Sembra entrarci poco con questo discorso, ma c’è un fatto che mi colpisce.

Gli studiosi segnano tra i tratti distintivi della nostra specie, l’inizio del culto dei morti. Nel momento in cui il cervello si espande e nascono l’homo di Neanderthal e l ’homo Sapiens, nasce la consapevolezza della morte,  consapevolezza che porta i nostri antenati  a prendersi cura dei corpi dei morti, sottraendoli alle iene e ai corvi,  seppellendoli, posizionandoli, accompagnandoli con gli oggetti cari al defunto. È un salto epocale, che renderà questi due ominidi  inevitabilmente diversi dai precedenti e dalle altre specie animali. Quindi il sapere di essere mortali deve essere una cosa importante, così importante da essere la prerogativa di un cervello più sviluppato. Forse perché è il primo segno tangibile dell’accorgersi di avere una Coscienza.  Una Coscienza che sa che c’è la morte, sa che c’è la vita. Una coscienza che si ricorda che c’è la vita, si ricorda che c’è la morte, un impasto di bianco e nero che contiene al suo interno tutti i colori, tutta la molteplicità delle manifestazioni possibili. Certo, possiamo fare finta che il nero non esista, che la notte non ci sia, che questo non ci riguardi e vivere alla sola luce del sole per la piena soddisfazione del nostro Io. Oppure posso ricordarmene, vivere nella luce e nelle tenebre dell’ignoto e cercare di riempire le mie giornate, non di attività da bruciare e consumare in una fame di vita impossibile da saziare, ma di presenza. Essere presente a me stesso, ricordarmi di essere vivo in questo momento, con le sensazioni di questo momento, perché il momento appena trascorso è morto, quello futuro non è ancora nato, sono costruzioni della mia mente. Arrendermi all’ignoto, alla notte, alla morte dell’Io, e contemporaneamente impegnarmi ad essere presente e protagonista della mia esistenza.

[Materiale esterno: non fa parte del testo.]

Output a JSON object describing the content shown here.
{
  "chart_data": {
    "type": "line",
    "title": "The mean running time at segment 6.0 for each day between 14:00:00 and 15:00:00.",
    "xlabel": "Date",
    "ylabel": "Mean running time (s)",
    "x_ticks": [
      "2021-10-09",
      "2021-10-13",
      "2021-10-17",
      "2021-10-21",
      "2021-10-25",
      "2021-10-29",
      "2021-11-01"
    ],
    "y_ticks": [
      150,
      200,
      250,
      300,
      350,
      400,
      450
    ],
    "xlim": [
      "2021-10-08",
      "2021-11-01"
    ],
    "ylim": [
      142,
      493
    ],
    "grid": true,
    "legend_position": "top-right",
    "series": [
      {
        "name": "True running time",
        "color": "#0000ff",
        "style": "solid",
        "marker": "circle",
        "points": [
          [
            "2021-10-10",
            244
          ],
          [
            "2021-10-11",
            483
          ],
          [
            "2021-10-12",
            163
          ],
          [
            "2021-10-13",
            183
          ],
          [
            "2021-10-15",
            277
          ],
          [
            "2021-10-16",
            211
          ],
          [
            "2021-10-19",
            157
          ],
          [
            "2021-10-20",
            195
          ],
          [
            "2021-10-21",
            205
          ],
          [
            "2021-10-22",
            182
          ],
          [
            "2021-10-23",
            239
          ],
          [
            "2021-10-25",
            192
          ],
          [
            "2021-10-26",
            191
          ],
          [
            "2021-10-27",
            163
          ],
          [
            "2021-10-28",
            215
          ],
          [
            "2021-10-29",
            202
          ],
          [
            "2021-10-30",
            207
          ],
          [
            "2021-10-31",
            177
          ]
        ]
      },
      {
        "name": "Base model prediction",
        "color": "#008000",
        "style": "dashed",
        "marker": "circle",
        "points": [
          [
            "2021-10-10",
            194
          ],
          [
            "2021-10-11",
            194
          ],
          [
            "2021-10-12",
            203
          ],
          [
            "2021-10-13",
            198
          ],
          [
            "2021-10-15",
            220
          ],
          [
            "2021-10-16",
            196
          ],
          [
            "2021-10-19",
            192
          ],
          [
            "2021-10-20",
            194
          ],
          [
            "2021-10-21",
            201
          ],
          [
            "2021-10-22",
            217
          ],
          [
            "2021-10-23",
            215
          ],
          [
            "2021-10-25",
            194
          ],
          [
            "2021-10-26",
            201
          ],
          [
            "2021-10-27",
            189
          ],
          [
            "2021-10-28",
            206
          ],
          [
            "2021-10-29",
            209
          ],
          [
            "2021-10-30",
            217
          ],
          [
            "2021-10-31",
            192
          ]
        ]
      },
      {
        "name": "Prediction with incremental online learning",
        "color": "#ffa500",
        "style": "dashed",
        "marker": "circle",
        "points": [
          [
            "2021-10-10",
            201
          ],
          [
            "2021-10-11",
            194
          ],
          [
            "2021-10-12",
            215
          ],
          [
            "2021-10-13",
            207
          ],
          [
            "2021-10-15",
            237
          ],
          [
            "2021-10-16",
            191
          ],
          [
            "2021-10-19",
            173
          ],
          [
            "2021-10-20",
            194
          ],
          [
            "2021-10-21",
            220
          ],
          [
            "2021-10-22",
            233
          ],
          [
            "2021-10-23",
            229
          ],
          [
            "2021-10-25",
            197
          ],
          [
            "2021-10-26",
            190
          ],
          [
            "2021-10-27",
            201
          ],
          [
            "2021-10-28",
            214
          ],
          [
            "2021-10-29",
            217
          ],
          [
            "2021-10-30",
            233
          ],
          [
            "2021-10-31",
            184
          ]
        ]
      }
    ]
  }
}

Riuscissimo davvero..  forse dedicheremmo più spazio a quello che ci rende felici e che ci fa sentire armonia, sintonia, bellezza, comunione, amore. Riuscissimo davvero.. forse non ci crogioleremmo così tanto nei nostri problemi, o nei nostri successi, riuscissimo davvero, non ci faremo ancora dominare dalla legge della jungla, magari non ci scanneremo più l’un l’altro e non ci sarebbero più lotte di potere, faide, guerre e distruzioni.

Magari per questo, aspettiamo un nuovo salto evolutivo, un’altra specie più evoluta che ci seppellirà tutti.